Restaurons la cathédrale de la santé publique
La reconstruction de nos systèmes publics de santé doit être au centre de tous nos efforts. Le secteur public offre non seulement des soins plus accessibles, mais dispose en plus d'un avantage énorme au niveau des soins de première ligne et donc du dépistage. La réorientation par l'Allemagne d'un mécanisme de dépistage utilisé généralement pour la grippe saisonnière, a montré son efficacité par rapport à la situation en France, en Belgique ou ailleurs. L'OMS remarque, par contre, que si les pays occidentaux exigent un changement de comportement en imposant la distanciation sociale, ils échouent généralement sur ce deuxième aspect crucial: le dépistage et la recherche active de patients atteints par le Covid-19, des méthodes qui ont fait leur preuve en Chine et dans d'autres pays asiatiques. Faute de service public robuste, la stratégie européenne ne marche que sur une jambe. Un énorme changement de comportement est exigé de la population, mais les autorités dépistent à peine. Un dépistage de masse requiert un système de santé publique solide construit à tous les niveaux, dont la première ligne proche de la population, et capable de mobiliser la population. Un service public de qualité est une nécessité vitale. Un service public ne doit pas être rentable, mais disposer de moyens financiers suffisants pour mener à bien sa mission. Nous devons investir massivement dans des soins de santé publics, humains et de qualité. La santé ne peut pas être une marchandise, mais doit devenir ce droit universel que proclame la Constitution de l'OMS : « La possession du meilleur état de santé qu'il est capable d'atteindre constitue l'un des droits fondamentaux de tout être humain, quelles que soient sa race, sa religion, ses opinions politiques, sa condition économique ou sociale. » Cela implique la défense, la restauration et le développement de l'hôpital public, mais aussi des investissements dans la prévention et le dépistage, et plus globalement le développement d'un système de santé publique avec une médecine de première ligne sociale et solide. L'ensemble du système des soins de santé repose sur les soins de première ligne. En Belgique, les soins de première ligne représentent moins de 5 % du budget des soins de santé. C'est largement insuffisant.

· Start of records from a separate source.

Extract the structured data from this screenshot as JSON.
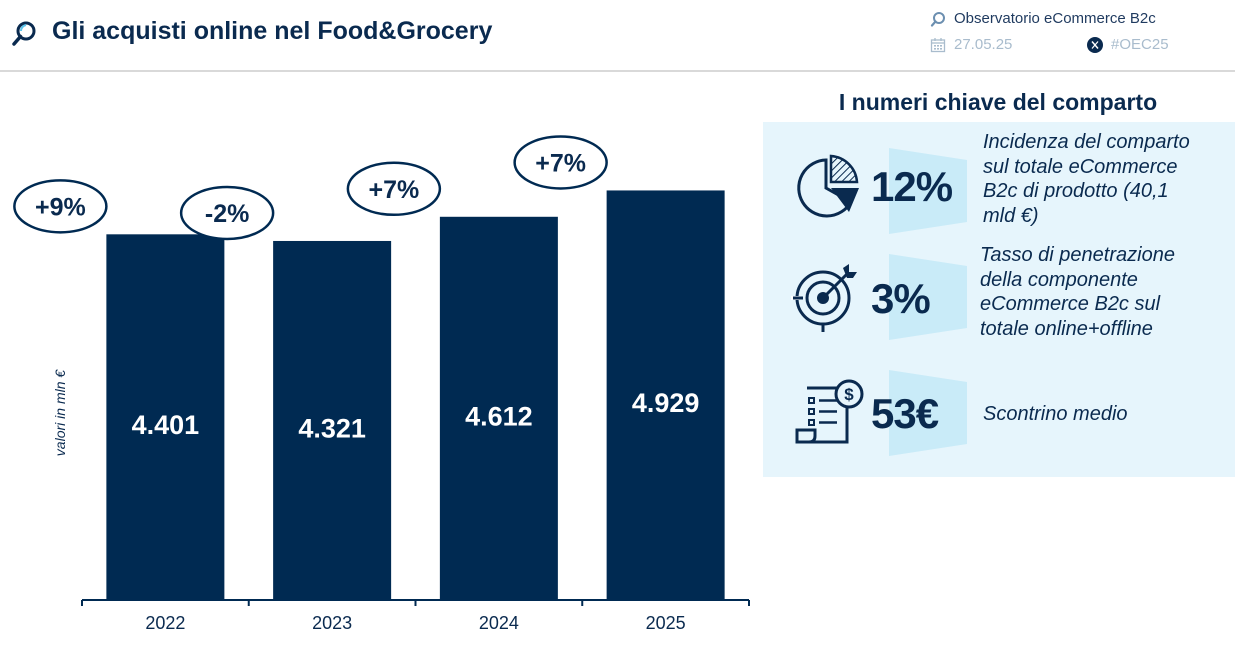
{
  "header": {
    "title": "Gli acquisti online nel Food&Grocery",
    "source": "Observatorio eCommerce B2c",
    "date": "27.05.25",
    "hashtag": "#OEC25"
  },
  "chart_data": {
    "type": "bar",
    "categories": [
      "2022",
      "2023",
      "2024",
      "2025"
    ],
    "values": [
      4401,
      4321,
      4612,
      4929
    ],
    "value_labels": [
      "4.401",
      "4.321",
      "4.612",
      "4.929"
    ],
    "growth_labels": [
      "+9%",
      "-2%",
      "+7%",
      "+7%"
    ],
    "title": "",
    "xlabel": "",
    "ylabel": "valori in mln €",
    "ylim": [
      0,
      5500
    ],
    "grid": false,
    "bar_color": "#002a52"
  },
  "panel": {
    "title": "I numeri chiave del comparto",
    "kpis": [
      {
        "icon": "pie-chart-icon",
        "value": "12%",
        "desc_lines": [
          "Incidenza del comparto",
          "sul totale eCommerce",
          "B2c di prodotto (40,1",
          "mld €)"
        ]
      },
      {
        "icon": "target-icon",
        "value": "3%",
        "desc_lines": [
          "Tasso di penetrazione",
          "della componente",
          "eCommerce B2c sul",
          "totale online+offline"
        ]
      },
      {
        "icon": "receipt-icon",
        "value": "53€",
        "desc_lines": [
          "Scontrino medio"
        ]
      }
    ]
  },
  "colors": {
    "navy": "#002a52",
    "panel_bg": "#e6f5fc",
    "chevron": "#c9ebf8"
  }
}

Faisons payer les gagnants de la crise bancaire pour la crise sanitaire. Actuellement, en Union européenne, la contribution des impôts sur le capital aux recettes fiscales est anecdotique. Dans différents pays, une Taxe Corona sur les plus grandes fortunes est remise sur la table. Car dans l'après-crise du coronavirus, nos sociétés ne peuvent plus se permettre le luxe des milliardaires.